Congress to ease student loan

(U-WIRE) WASHINGTON – Congress is looking to ease student loans and encourage and reward new teachers.

A bill passed in the Senate and the House two weeks ago, without opposition, ends the federal guarantee of a 9.5 percent rate of return to student loan lenders. Officials estimate $285 million in savings, which would provide forgiveness for student loans for math, science and special education teachers in underprivileged schools.

Congress passed the original legislation allowing the 9.5 percent return rate about 20 years ago to subsidize lenders when interest rates were higher, said Jim Manley, press secretary for Sen. Edward M. Kennedy (D-Mass). Today, most students pay interest rates of about 3.5 percent on their loans.

In 1993, legislation passed to try to phase out the government subsidy to lenders, but some lenders found loopholes in the legislation to continue to receive federal funds, officials said.

Robert Shireman, director of the Institute for College and Academic Success, said lenders may no longer use “cloning,” or giving loans tax exempt status just long enough to qualify for the subsidy.

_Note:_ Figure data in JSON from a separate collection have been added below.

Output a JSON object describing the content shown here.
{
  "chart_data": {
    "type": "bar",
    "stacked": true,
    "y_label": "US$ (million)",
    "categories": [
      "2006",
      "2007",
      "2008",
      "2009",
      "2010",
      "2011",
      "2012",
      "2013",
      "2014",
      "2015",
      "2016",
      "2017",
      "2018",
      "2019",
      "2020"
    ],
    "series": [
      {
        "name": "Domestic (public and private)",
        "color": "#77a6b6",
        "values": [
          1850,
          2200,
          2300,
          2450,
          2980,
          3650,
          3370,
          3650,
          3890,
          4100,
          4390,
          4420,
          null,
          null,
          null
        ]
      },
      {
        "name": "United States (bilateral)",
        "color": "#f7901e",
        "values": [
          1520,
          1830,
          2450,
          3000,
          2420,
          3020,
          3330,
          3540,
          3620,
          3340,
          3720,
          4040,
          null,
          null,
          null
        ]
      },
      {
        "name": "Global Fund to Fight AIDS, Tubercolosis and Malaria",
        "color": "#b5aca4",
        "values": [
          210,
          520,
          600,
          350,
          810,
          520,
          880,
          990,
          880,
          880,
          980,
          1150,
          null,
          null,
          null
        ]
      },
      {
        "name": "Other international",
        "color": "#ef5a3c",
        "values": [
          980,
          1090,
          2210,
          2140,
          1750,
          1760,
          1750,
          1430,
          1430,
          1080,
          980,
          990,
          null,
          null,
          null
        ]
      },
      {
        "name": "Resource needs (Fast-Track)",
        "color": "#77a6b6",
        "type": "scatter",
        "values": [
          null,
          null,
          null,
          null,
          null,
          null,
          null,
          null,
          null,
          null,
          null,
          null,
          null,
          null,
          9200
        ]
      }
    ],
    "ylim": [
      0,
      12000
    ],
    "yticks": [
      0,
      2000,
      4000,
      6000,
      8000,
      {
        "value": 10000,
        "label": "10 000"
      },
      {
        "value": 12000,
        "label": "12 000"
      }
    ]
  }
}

“Rather than being squandered, these funds will now provide an important recruiting tool for districts in need of more teachers, reward teachers who commit to underserved populations and better prepare students in those classrooms for success in college or other pursuits,” said Sen. Judd Gregg (R-NH), chairman of the Senate Committee on Health, Education, Labor and Pensions, in a press release.

However, Democrats and student loan advocates said they do not think the new legislation is sufficient. Shireman said the bill still allows “recycling” loans to extend their lives.

“It’s absolutely ridiculous,” he said. “There’s no way Congress intended for this in the 1993 law.”

Manley said that Kennedy would like to permanently end the loophole, which allows lenders when the legislation expires next year.

“Some lenders are exploiting a loophole in the law that is providing them hundreds of millions of dollars that could help students reduce student loans,” Manley said.

Shireman said he estimates a more permanent and complete solution would save taxpayers $2 to 3 billion. With the new legislation, taxpayers are paying $240 million per quarter.

He added that he believes the legislation is not more complete because some not-for-profit organizations benefit from the subsidy, but a bill could have been tailored specifically for those groups.

“I think on the issue of it being permanent, they can come back to it and take credit again for it next year,” Shireman said.

Despite the opposition, officials said many Republicans are pleased with the bill in its current state.

“President Bush was one of the first to propose ending the subsidies as part of his FY 2005 budget proposal,” said Stephanie Babyak, a spokesperson for Secretary of Education Rod Paige, in an e-mail.

In a press release, Paige said the legislation “was the right-and only-way to go to immediately address the problem.”

“The legislation not only closes the loophole but also wisely directs the savings to the nation’s classrooms to help ensure that every child in America is taught by a highly qualified teacher, because we know teachers are the key to increased student achievement,” he said. “I stand ready to have the U.S. Department of Education implement this legislative remedy as expeditiously as possible.”